Leer por placer impulsa notas y reduce el estrés, según investigación británica
Un análisis de Cambridge muestra que dedicar minutos al día a la lectura mejora vocabulario, matemáticas y bienestar.

Un equipo de la Universidad de Cambridge, junto a The Queen’s Reading Room, publicó este martes una revisión de los últimos años que reúne la evidencia más reciente sobre los efectos de la lectura recreativa. La investigación indica que dedicar tan solo unos minutos al día a un libro, una revista o incluso un cómic amplía el vocabulario y repercute de forma directa en el desempeño en matemáticas.

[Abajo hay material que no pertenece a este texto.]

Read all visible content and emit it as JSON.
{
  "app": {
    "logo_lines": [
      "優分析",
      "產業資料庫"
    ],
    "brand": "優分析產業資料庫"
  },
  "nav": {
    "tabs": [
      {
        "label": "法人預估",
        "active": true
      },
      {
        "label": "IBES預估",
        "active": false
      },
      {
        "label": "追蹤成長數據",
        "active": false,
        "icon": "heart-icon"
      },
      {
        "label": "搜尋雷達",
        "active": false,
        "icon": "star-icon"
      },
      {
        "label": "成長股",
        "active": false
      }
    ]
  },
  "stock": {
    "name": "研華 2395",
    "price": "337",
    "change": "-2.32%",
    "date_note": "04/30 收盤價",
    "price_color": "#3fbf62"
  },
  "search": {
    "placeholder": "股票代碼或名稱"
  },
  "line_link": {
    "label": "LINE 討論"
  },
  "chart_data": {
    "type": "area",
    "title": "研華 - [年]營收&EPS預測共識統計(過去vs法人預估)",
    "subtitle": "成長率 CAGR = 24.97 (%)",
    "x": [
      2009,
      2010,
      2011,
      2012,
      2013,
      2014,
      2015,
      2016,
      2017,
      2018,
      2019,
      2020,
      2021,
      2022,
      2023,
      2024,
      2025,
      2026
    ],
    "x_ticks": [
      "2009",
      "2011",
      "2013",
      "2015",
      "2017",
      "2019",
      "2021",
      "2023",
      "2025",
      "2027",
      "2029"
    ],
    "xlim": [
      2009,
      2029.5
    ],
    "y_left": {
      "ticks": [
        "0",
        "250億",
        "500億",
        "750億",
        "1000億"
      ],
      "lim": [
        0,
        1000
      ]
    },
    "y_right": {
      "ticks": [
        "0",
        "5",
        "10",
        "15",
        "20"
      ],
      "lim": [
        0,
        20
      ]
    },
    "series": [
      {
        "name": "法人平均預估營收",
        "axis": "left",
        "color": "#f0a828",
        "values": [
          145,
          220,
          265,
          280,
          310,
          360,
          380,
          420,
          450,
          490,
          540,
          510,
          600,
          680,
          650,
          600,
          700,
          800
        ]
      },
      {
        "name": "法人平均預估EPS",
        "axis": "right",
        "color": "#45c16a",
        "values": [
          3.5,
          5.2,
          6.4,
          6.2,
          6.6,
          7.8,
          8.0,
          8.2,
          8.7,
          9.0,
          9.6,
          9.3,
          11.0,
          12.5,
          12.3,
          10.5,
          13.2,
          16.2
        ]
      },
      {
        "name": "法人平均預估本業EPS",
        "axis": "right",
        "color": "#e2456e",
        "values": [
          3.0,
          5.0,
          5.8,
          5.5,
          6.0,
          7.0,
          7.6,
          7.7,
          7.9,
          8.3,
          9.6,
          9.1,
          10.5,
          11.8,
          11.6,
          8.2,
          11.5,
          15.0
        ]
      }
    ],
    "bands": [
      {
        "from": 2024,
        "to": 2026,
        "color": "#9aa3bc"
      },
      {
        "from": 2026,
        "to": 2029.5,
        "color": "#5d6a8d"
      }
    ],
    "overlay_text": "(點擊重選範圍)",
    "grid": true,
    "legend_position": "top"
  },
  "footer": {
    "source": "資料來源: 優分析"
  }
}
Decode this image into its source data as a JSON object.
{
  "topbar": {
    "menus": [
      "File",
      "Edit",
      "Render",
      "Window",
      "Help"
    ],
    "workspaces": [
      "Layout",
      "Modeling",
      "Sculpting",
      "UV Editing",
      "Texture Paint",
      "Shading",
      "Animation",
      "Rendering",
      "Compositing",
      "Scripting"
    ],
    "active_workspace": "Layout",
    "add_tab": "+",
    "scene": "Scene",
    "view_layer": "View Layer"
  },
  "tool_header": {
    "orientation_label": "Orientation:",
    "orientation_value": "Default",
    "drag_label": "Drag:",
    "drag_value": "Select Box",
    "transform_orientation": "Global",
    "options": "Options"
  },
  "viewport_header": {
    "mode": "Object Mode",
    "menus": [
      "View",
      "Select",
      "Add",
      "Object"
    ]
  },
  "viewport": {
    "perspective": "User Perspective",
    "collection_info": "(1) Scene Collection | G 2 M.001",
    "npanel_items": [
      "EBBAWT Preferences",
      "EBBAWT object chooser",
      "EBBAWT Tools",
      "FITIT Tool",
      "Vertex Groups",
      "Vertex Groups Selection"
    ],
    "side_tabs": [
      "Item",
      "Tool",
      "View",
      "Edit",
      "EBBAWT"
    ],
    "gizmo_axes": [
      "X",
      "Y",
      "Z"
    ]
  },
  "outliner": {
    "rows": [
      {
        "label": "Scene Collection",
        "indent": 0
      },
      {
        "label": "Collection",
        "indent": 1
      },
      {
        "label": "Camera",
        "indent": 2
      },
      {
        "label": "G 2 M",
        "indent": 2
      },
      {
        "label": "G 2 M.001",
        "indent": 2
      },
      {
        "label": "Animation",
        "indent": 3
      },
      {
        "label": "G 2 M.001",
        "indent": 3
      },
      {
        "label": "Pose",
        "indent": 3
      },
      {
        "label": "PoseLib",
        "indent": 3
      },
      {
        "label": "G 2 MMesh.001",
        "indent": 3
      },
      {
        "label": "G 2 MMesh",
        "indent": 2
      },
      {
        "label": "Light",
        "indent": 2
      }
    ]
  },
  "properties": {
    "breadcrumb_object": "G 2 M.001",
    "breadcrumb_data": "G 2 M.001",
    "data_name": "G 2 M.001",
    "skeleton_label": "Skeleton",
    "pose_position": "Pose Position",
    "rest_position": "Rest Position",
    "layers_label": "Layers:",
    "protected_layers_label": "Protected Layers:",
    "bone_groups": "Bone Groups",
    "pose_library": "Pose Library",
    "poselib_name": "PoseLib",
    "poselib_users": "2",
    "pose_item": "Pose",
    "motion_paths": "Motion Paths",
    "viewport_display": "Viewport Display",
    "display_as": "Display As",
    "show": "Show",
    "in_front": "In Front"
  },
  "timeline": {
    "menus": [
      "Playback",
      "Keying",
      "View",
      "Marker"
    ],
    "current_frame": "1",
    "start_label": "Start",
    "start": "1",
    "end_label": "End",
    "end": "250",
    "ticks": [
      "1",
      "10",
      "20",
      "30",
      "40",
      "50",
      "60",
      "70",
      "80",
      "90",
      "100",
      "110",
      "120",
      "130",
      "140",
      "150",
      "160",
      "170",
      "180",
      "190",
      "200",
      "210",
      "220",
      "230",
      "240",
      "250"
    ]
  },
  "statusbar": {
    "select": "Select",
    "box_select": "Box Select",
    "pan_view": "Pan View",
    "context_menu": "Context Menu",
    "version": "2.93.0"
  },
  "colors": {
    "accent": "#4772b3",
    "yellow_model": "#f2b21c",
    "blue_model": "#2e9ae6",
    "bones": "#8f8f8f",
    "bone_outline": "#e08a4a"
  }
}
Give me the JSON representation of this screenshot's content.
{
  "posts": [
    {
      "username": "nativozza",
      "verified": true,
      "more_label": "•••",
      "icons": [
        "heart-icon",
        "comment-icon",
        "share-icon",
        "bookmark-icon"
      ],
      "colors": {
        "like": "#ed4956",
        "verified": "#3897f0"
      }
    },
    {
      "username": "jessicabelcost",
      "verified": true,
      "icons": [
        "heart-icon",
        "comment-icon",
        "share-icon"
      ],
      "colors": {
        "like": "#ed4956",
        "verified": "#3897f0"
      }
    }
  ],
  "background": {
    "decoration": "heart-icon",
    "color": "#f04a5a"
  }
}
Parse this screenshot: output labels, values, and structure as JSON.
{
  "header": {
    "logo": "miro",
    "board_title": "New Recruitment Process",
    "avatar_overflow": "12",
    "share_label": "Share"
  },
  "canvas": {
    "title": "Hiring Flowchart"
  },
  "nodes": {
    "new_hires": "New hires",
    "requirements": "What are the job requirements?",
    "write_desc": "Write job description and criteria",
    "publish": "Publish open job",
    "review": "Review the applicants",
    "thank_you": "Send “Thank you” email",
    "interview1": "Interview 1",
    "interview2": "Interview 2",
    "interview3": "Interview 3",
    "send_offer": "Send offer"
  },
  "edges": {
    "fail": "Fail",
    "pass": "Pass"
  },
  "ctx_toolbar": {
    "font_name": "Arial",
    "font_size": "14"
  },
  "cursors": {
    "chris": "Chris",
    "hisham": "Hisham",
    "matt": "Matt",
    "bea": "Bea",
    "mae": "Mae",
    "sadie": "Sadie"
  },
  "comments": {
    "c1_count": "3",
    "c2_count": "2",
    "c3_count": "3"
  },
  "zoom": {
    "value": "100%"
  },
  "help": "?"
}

Ventajas cognitivas que van más allá de la edad
Los datos recopilados muestran que niños y adultos experimentan mejoras en atención, memoria y funciones ejecutivas cuando leen por placer. En los más chicos, esos avances se traducen en mejores resultados académicos y en hábitos de sueño más regulares; en los adultos, la práctica diaria de cinco minutos de ficción reduce el nivel de estrés hasta en un veinte por ciento.
El inesperado lazo entre letras y números
El informe subraya que los procesos cognitivos necesarios para comprender un texto –memoria de trabajo, razonamiento y control ejecutivo– son los mismos que se activan al resolver problemas matemáticos. Por eso, los niños que leen habitualmente tienden a obtener puntajes más altos en la prueba PISA, sobre todo en la sección de matemáticas, que ha sido la más débil en los últimos resultados de España.
Cualquier género suma, siempre que sea constante
No hace falta meterse en clásicos de la literatura para cosechar estos efectos. La revisión señala que cualquier tipo de obra disfrutada por placer, desde novelas románticas hasta cómics, genera los mismos beneficios mientras se mantenga la constancia. Lo esencial es encontrar un libro que enganche, porque la regularidad del hábito es lo que potencia el cerebro.
Leer en compañía multiplica los resultados
Cuando la actividad se comparte –padres leyendo a sus hijos, clubes de lectura o grupos de estudio– los efectos psicológicos se amplifican. La interacción social refuerza la motivación y favorece la consolidación de la información, algo particularmente valioso para personas mayores que buscan retrasar el deterioro cognitivo.
Los estudios de neuroimagen incluidos en la revisión revelan que la práctica habitual de la lectura aumenta el volumen de áreas cerebrales vinculadas al lenguaje, al aprendizaje y a la regulación emocional, además de mejorar la conectividad de la materia blanca. Estos cambios estructurales explican por qué la lectura no es solo un pasatiempo, sino una herramienta de desarrollo integral que, entre otras cosas, puede subir las notas de matemáticas.
En el contexto argentino, donde la última ronda de PISA mostró desafíos en la zona de mates, la noticia llega como un llamado a incorporar la lectura recreativa en los planes de estudio y en la vida cotidiana de los hogares cordobeses. Promover el hábito, aunque sea con cinco minutos antes de dormir, puede convertirse en una estrategia de bajo costo para mejorar el rendimiento escolar y el bienestar mental.